Lucas turun lebih dulu. Kakinya menjejak jalan yang terlalu akrab, terlalu tenang untuk perasaan yang berkecamuk di dalam dirinya. Mason menyusul dibelakangnya, menatap takjub pada bangunan-bangunan perumahan yang minimalis—namun entah mengapa terasa mewah.
“Kau punya keluarga anggota militer?” Mason terus bertanya karena penasaran.
“Ya. Kakekku. Tapi beliau kakek angkat.”
“Menarik,” gumam Mason. “Apakah beliau tertarik mengangkat satu cucu lagi?”
Pintu rumah terbuka sebelum Lucas menjawab. Seorang pria berpakaian seragam perawat militer berdiri di ambang pintu.
“Lucas,” ucapnya lega. “Akhirnya kau datang.”

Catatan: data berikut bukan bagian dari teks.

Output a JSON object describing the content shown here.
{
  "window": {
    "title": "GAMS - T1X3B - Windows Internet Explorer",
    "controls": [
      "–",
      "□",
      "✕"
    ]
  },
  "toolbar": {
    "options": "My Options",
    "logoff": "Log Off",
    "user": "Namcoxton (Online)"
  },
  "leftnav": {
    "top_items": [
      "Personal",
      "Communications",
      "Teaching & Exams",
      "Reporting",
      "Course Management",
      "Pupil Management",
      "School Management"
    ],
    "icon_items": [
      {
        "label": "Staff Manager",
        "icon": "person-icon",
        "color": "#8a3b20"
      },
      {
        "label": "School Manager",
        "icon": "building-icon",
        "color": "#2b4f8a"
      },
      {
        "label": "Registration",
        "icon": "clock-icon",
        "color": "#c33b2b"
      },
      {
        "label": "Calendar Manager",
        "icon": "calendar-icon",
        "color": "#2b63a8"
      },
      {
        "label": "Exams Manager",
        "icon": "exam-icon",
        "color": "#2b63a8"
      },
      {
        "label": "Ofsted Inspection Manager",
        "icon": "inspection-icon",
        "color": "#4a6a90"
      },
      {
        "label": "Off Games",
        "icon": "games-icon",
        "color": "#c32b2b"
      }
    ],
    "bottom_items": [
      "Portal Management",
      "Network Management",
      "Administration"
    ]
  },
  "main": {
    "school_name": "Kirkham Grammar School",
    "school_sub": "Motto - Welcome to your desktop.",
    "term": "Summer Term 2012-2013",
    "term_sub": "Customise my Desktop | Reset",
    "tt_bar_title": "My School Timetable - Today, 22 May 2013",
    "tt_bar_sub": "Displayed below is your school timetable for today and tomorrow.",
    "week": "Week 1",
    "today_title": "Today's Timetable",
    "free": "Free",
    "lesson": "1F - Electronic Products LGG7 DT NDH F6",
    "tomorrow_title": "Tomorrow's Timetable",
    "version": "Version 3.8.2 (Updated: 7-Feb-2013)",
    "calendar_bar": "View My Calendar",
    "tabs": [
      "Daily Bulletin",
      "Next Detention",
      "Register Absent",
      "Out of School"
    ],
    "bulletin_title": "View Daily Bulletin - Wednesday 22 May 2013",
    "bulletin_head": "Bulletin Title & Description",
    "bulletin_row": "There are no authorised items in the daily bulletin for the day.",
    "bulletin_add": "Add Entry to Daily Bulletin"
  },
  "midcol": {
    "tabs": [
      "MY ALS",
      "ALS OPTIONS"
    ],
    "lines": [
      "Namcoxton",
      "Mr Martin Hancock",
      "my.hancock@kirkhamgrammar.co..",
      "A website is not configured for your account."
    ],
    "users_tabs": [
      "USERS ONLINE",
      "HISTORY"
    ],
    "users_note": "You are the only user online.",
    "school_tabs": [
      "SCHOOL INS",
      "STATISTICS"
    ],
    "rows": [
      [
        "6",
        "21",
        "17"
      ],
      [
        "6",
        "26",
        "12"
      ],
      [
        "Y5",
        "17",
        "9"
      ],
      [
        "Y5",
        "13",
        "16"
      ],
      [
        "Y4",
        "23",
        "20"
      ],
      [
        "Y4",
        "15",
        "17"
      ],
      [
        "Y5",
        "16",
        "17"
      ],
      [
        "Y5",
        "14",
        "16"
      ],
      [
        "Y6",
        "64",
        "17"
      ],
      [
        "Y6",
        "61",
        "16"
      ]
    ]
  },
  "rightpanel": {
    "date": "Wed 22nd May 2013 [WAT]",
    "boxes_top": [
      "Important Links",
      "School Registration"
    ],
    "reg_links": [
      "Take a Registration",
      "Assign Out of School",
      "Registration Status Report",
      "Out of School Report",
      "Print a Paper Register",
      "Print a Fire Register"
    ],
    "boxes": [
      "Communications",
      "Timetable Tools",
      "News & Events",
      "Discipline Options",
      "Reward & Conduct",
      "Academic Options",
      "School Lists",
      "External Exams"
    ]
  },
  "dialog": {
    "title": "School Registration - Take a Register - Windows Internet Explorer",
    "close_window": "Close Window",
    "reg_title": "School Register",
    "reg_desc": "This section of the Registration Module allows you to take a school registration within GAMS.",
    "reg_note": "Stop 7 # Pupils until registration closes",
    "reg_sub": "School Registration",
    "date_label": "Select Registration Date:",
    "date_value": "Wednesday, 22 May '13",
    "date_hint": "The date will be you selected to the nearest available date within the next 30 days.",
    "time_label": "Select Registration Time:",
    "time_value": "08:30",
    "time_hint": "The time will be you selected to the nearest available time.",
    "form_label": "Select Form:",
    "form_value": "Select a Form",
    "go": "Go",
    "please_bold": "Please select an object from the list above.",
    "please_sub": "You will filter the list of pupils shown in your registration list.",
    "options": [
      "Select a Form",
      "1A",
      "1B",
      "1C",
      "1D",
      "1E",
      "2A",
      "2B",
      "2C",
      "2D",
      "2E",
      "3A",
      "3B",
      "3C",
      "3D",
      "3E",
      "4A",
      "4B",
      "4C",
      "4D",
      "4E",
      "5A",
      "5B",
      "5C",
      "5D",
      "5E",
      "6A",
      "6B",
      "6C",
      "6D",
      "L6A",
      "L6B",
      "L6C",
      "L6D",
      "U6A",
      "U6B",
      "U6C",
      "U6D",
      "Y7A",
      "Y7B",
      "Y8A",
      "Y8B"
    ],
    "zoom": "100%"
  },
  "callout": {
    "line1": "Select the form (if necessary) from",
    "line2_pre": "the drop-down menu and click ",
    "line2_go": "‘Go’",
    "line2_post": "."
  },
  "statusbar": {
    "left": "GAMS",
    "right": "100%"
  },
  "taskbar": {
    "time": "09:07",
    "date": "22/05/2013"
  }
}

Lucas mengangguk pelan. “Apa kabar paman Jareth?” Lucas memeluk pria yang itu, menandakan mereka sudah saling mengenal cukup lama.
“Baik, selalu baik.”
“Bagaimana dengan kakek?”
“Masih seperti biasa... mungkin sedikit lebih gelisah hari ini. Tapi tadi pagi dia menyebut namamu. Dua kali.” Senyumnya sayu, tapi hangat.
Ia melirik ke arah Mason. “Temanmu?”
“Ya, rekan kerja,” jawab Lucas singkat.
“Mason,” Mason menjabat tangan paman Jareth dan sedikit membungkukkan kepala. Tapi matanya sudah bergerak menelusuri interior rumah dari ambang pintu—lantai marmer tua, rak trofi, dan deretan foto hitam-putih berpigura logam. Semua terasa... penuh beban sejarah.
“Masuklah. Dia di halaman belakang,” ujar sang perawat. “Tapi jangan terlalu berharap banyak. Terkadang dia mengenali orang. Terkadang dia tidak.”
Lucas melangkah masuk. Aroma khas ruangan tua menyambutnya: campuran antiseptik, kayu lama, dan sedikit aroma kopi basi yang entah dari mana.
Mason mengikut beberapa langkah di belakang, lalu matanya tertumbuk pada sesuatu:
Sebuah medali logam tergantung di bawah foto tua di dinding. Terukir nama lengkap dalam aksara militer.
Edward Silvano.
Mason menyipitkan mata. Nama yang umum, gumamnya.
Mereka menuju halaman belakang. Anehnya, tanaman-tanaman musim panas tumbuh subur di halaman belakang rumah itu—seperti menolak tunduk pada musim. Daun-daun berbentuk pipih panjang tampak memantulkan cahaya dari langit-langit kaca semi-transparan. Rumah ini mungkin tua, tapi sistem pendukung hidupnya masih sekelas fasilitas utama di pusat kota. Atau bahkan lebih canggih.